Он не сказал «даже с жабами», но Герка все равно это услышал. И положил руку Данге на плечо до того, как тот вскинулся.
— Конечно. Разве же это была ссора? Недоразумение. Мрыкла, ты не могла бы присмотреть за моим братом?
— Что?
Герка с удовольствием отметил выражение ее холеного лица: чуточку брезгливое, чуточку удивленное. Как какой-то жаб смел с ней заговорить?
А самое замечательное, что она вроде бы недавно рассталась с парнем, так что ей даже некого на Герку натравить. Да и не будет она на это размениваться — жабы слишком мелкие сошки для кошек. Она же не захочет, чтобы кому-то показалось, что он и правда смог ее задеть?
— У меня дела, я не могу быть на празднике. Ты не могла бы присмотреть за моим братом? В качестве извинения.
— Думаю, я могу. — Вмешался Ким, — Вот моя визитка. Подвезу его, после того, как все закончится. Звони, если что. Теперь недоразумение улажено?
Герка было открыл рот, но тут уже Данга наступил ему на ногу.
— Ага. Да я и не обиделся, дядь Ким. Просто… рубашку жалко. Мне ее мама с утра погладила. И… Я волнуюсь, вам-то что, вы вряд ли из-за девчонки когда волновались. — Тут он ввернул свой коронный прием — очаровательную детскую глупость, — Вы вон какой большой, и часы золотые.
И склонил белокурую голову набок, чуть приоткрыв рот. Интересно, у какой девчонки он это подсмотрел?
Герка фыркнул. Выходной освобождался, и настроение стремительно ползло вверх.
— Рассчитываю на вас. Умарс, присмотри за другом, ладно?
— Он присмотрит. — Снова вмешался Ким, — Я помогу.
Герке повезло, что Ким настолько не уверен в себе. Давненько не бывал в родном городе, наверное, и еще не понял собственный статус. Кто Герка такой, чтобы подсказывать такому взрослому, уверенному в себе… удоду? Наглость — второе счастье. Иногда жить по Дангиным правилам весело.
Особенно если Данга вовремя наступает на ногу. У него какое-то удивительное чутье на границы, которые лучше не переступать.
Герка снова улыбнулся, уже не разжимая губ, и сунул визитку в карман.
— До вечера. Повеселись там.
Данга уже снова облапил вяло отбрыкивающегося Умарса.
— Ага!
Герка не мог видеть того хищного, оценивающего взгляда, которым Ким проводил своего брата и его нового наилучшего друга. А Данга… он был ребенком.
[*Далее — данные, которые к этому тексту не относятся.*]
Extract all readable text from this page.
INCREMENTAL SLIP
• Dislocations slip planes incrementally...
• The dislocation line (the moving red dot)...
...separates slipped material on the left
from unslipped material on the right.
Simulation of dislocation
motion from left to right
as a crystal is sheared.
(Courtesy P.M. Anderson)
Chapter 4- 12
Он заметил, но не придал никакого значения. Он удерживал Умарса — с котом в заложниках, даже с таким никчемным, он легко пресечет все эти раздражающие шуточки.
Слишком уж Данга обрадовался маленькой победе, которую для него одержал его робкий и зашуганный брат. Совсем не подумал, чем эта победа может обернуться.
Он наслаждался вольготной жизнью царька школьного болота, и понятия не имел, что только что собственными руками заложил под свой трон первую бомбу.
Что тут можно сказать?
«Мама, я знаю, за кого выйду замуж»?
Родители кошек не любят. И у них есть на то очень веские причины. Как и многие другие приезжие, они так толком и не вписались в жизнь города. Однажды отец должен был получить повышение, но одному из Ядей захотелось вдруг поиграть в старшего инженера… и отца не только не повысили, но еще и понизили, когда тот со свойственной ему прямотой указал зарвавшемуся мальчишке на его ошибку.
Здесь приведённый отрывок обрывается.